Cardiac performance also depends on the influx of Ca2+. It exposes active sites on actin, which interact with myosin crossbridges in an energy-requiring reaction. At the end of the contraction, Ca2+ is rapidly removed from the cytosol. Ca2+ exchange between these subcellular compartments is believed to provide a mechanism for matching energy production to energy demand under physiological conditions or increased workload and is termed the “parallel activation model.”85
Although some Ca2+ is exported via the sarcolemmal membrane, the bulk of Ca2+ is resequestered in the sarcoplasmic reticulum by the activity of sarcoplasmic/endoplasmic reticulum Ca2+-ATPase 2a (SERCA2a).86–88 Contractile dysfunction in the diabetic heart has been proposed to be the consequence of abnormalities in sarcoplasmic reticulum Ca2+ handling and has been specifically attributed to the decreased expression of SERCA2a.89–93
It has recently been demonstrated that mitochondrial biogenesis occurs in hearts of obese and insulin resistant animals.4445 However, this was not associated with increased mitochondrial respiration or ATP generation. We have also observed increased mitochondrial density and DNA content in ob/ob and db/db mice despite impaired ADP stimulated respiration and ATP synthesis.434449 These observations raise the question whether mitochondrial biogenesis is adaptive or maladaptive in the metabolic syndrome.
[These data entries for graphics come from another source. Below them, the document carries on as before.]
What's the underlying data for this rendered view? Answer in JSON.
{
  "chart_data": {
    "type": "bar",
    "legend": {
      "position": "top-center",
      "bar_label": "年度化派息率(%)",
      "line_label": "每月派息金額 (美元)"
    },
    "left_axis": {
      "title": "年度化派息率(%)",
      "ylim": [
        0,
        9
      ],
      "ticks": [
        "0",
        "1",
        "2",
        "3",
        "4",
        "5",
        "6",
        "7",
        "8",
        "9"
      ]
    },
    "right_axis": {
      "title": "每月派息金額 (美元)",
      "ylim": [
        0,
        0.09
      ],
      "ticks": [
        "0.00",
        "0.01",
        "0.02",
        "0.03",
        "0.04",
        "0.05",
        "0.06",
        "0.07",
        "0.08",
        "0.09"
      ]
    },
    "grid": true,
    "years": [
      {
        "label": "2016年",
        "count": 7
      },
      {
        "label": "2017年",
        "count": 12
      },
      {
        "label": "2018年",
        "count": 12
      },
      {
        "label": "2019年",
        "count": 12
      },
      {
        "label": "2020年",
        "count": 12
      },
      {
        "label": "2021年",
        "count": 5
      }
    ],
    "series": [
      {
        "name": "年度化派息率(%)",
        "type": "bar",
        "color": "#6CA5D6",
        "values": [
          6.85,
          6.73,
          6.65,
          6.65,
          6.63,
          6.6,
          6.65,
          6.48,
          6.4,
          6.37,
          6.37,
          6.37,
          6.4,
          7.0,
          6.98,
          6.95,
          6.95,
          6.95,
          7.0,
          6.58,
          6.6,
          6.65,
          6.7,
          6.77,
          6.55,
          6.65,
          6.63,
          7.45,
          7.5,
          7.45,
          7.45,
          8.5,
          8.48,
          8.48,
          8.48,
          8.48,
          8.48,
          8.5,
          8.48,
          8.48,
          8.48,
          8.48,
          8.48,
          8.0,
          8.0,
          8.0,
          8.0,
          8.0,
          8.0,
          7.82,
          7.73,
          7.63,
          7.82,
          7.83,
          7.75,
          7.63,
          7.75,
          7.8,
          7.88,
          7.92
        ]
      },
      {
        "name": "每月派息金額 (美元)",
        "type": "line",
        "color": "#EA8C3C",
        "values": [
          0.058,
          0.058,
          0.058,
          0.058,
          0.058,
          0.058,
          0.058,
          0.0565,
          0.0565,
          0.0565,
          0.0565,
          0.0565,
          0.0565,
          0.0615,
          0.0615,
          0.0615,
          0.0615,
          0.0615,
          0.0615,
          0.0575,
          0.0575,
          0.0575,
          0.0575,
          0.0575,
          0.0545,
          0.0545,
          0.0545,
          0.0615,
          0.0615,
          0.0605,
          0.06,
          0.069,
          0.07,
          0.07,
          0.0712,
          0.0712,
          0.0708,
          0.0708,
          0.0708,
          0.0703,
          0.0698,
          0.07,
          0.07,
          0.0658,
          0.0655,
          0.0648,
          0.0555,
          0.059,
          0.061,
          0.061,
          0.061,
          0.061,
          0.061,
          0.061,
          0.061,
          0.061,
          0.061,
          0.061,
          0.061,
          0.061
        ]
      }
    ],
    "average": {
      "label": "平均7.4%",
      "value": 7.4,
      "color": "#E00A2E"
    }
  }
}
Given that animal models of the metabolic syndrome exhibit insulin resistance the question arises whether cardiac insulin resistance may contribute to the development of contractile dysfunction. Since the animal models are characterized by systemic metabolic alterations, evaluation of the contribution of insulin resistance to cardiomyocyte contractile dysfunction is challenging. To approach this problem, we generated mice with a deletion of the insulin receptor (CIRKO mice) restricted to the cardiomyocyte.94
CIRKO mice have reduced insulin-stimulated glucose uptake and also have a modest decrease in contractile function, thereby insulin resistance may be a contributing factor in contractile dys-function in the metabolic syndrome. This may be caused by decreased mitochondrial gene expression, which limits oxidative capacity and impairs mitochondrial energetics and contractile function in CIRKO mice. If this is correct, then CIRKO hearts may be more susceptible to injury when subjected to increased energy demands
CIRKO mice subjected to pressure overload through transverse aortic banding or following chronic β-adrenergic stimulation resulted in worse left ventricular dysfunction, left ventricular dilation, and interstitial fibrosis compared to controls.9596 These findings support the notion that insulin resistance may play a role in the development of contractile dysfunction in the metabolic syndrome, and impaired myocardial mitochondrial oxidative capacity due to reduced insulin action could be an underlying mechanism.
Conclusion
It is probable that no one single mechanism, but rather the combination of several mechanisms, leads to cardiac dysfunction in the metabolic syndrome. We propose that mitochondrial dys-function compromises cardiac ATP generation and leads to contractile dysfunction. Novel treatments that target these abnormalities might lead to new therapeutic avenues for the prevention of cardiac dysfunction. What is not known is if the mechanisms of cardiac dysfunction outlined above can be extrapolated to the right ventricle.



Model for Synergistic Effects of Insulin Resistance and FA Excess in Precipitating Mitochondrial Dysfunction in Hearts. FA, fatty acids; ROS, reactive oxygen species; UCP, uncoupling protein; ANT, ade-nine nucleotide translocase; ATP, adenosine triphosphate; ADP, adenosine diphosphate.